# GDMA Project
Author: Julian Schelb (1069967)

In [248]:
from neo4j import GraphDatabase
import matplotlib.pyplot as plt
import numpy as np
import pandas as pd

### Connection to the database instance

In [249]:
driver = GraphDatabase.driver("bolt://localhost:7687", auth=("neo4j", "subatomic-shrank-Respond"))
database_name = "cddb"
session = driver.session(database = database_name)
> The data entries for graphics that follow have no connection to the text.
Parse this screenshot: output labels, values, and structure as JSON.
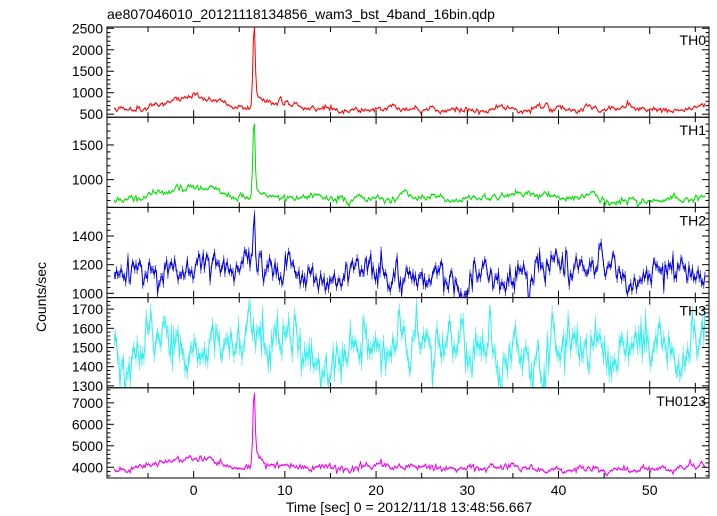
{
  "chart_data": {
    "type": "line",
    "title": "ae807046010_20121118134856_wam3_bst_4band_16bin.qdp",
    "xlabel": "Time [sec] 0 = 2012/11/18 13:48:56.667",
    "ylabel": "Counts/sec",
    "xlim": [
      -9.5,
      56.5
    ],
    "x_ticks": [
      0,
      10,
      20,
      30,
      40,
      50
    ],
    "grid": false,
    "panels": [
      {
        "name": "TH0",
        "color": "#ff0000",
        "ylim": [
          430,
          2530
        ],
        "y_ticks": [
          500,
          1000,
          1500,
          2000,
          2500
        ],
        "baseline": 620,
        "noise": 38,
        "hump_amp": 280,
        "spike_peak": 2450,
        "spike_width": 0.12,
        "decay_amp": 480,
        "decay_tau": 1.8,
        "extras": [
          {
            "x": 9.5,
            "a": 150,
            "w": 0.3
          }
        ],
        "seed": 11
      },
      {
        "name": "TH1",
        "color": "#00dd00",
        "ylim": [
          600,
          1900
        ],
        "y_ticks": [
          1000,
          1500
        ],
        "baseline": 720,
        "noise": 28,
        "hump_amp": 130,
        "spike_peak": 1820,
        "spike_width": 0.12,
        "decay_amp": 180,
        "decay_tau": 1.5,
        "extras": [],
        "seed": 23
      },
      {
        "name": "TH2",
        "color": "#0000dd",
        "ylim": [
          970,
          1600
        ],
        "y_ticks": [
          1000,
          1200,
          1400
        ],
        "y_tick_labels": [
          "1000",
          "1200",
          "1400"
        ],
        "baseline": 1150,
        "noise": 55,
        "hump_amp": 80,
        "spike_peak": 1560,
        "spike_width": 0.12,
        "decay_amp": 70,
        "decay_tau": 1.2,
        "extras": [
          {
            "x": 44.7,
            "a": 250,
            "w": 0.15
          }
        ],
        "seed": 37
      },
      {
        "name": "TH3",
        "color": "#33eeee",
        "ylim": [
          1290,
          1760
        ],
        "y_ticks": [
          1300,
          1400,
          1500,
          1600,
          1700
        ],
        "baseline": 1510,
        "noise": 70,
        "hump_amp": 0,
        "spike_peak": 0,
        "spike_width": 0.12,
        "decay_amp": 0,
        "decay_tau": 1,
        "extras": [],
        "seed": 53
      },
      {
        "name": "TH0123",
        "color": "#ee00ee",
        "ylim": [
          3500,
          7700
        ],
        "y_ticks": [
          4000,
          5000,
          6000,
          7000
        ],
        "baseline": 3950,
        "noise": 90,
        "hump_amp": 450,
        "spike_peak": 7400,
        "spike_width": 0.12,
        "decay_amp": 800,
        "decay_tau": 1.6,
        "extras": [
          {
            "x": 9.5,
            "a": 250,
            "w": 0.3
          }
        ],
        "seed": 71
      }
    ],
    "spike_x": 6.6,
    "hump_x": 0,
    "hump_width": 2.5,
    "bin": 0.125
  }
}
### Task 4: Searching and Ranking

Implement a simple search engine that enables search by artist, album and
song name/title. The results must be ranked based on importance. It is up to
you to come up with how the importance of each result is computed and you
must justify your decision (it goes without saying that you need to come up
with a meaningful definition). However, the importance should ideally take into
account user preferences/likes. As such, this task is split in two parts:

**1. Write a Cypher query that adds a relationship :LIKES between a node with**

label :User and an artist, album, or song. Every user should be identified
just by a numerical userID (no more information is necessary). If a user
already exists in the system, no additional node should be added. After
coming up with the necessary Cypher query, add a significant number of
users and likes.

**2. Implement a simple Python function that has the following arguments:**

- the userID of the user submitting the search (the user ID may not
exist in the database),
- a string that contains one or more keywords for the search, and
- an optional argument that indicates whether the search is on all or
a specific field, i.e., artist, album, song.
The search must return exactly 10 results.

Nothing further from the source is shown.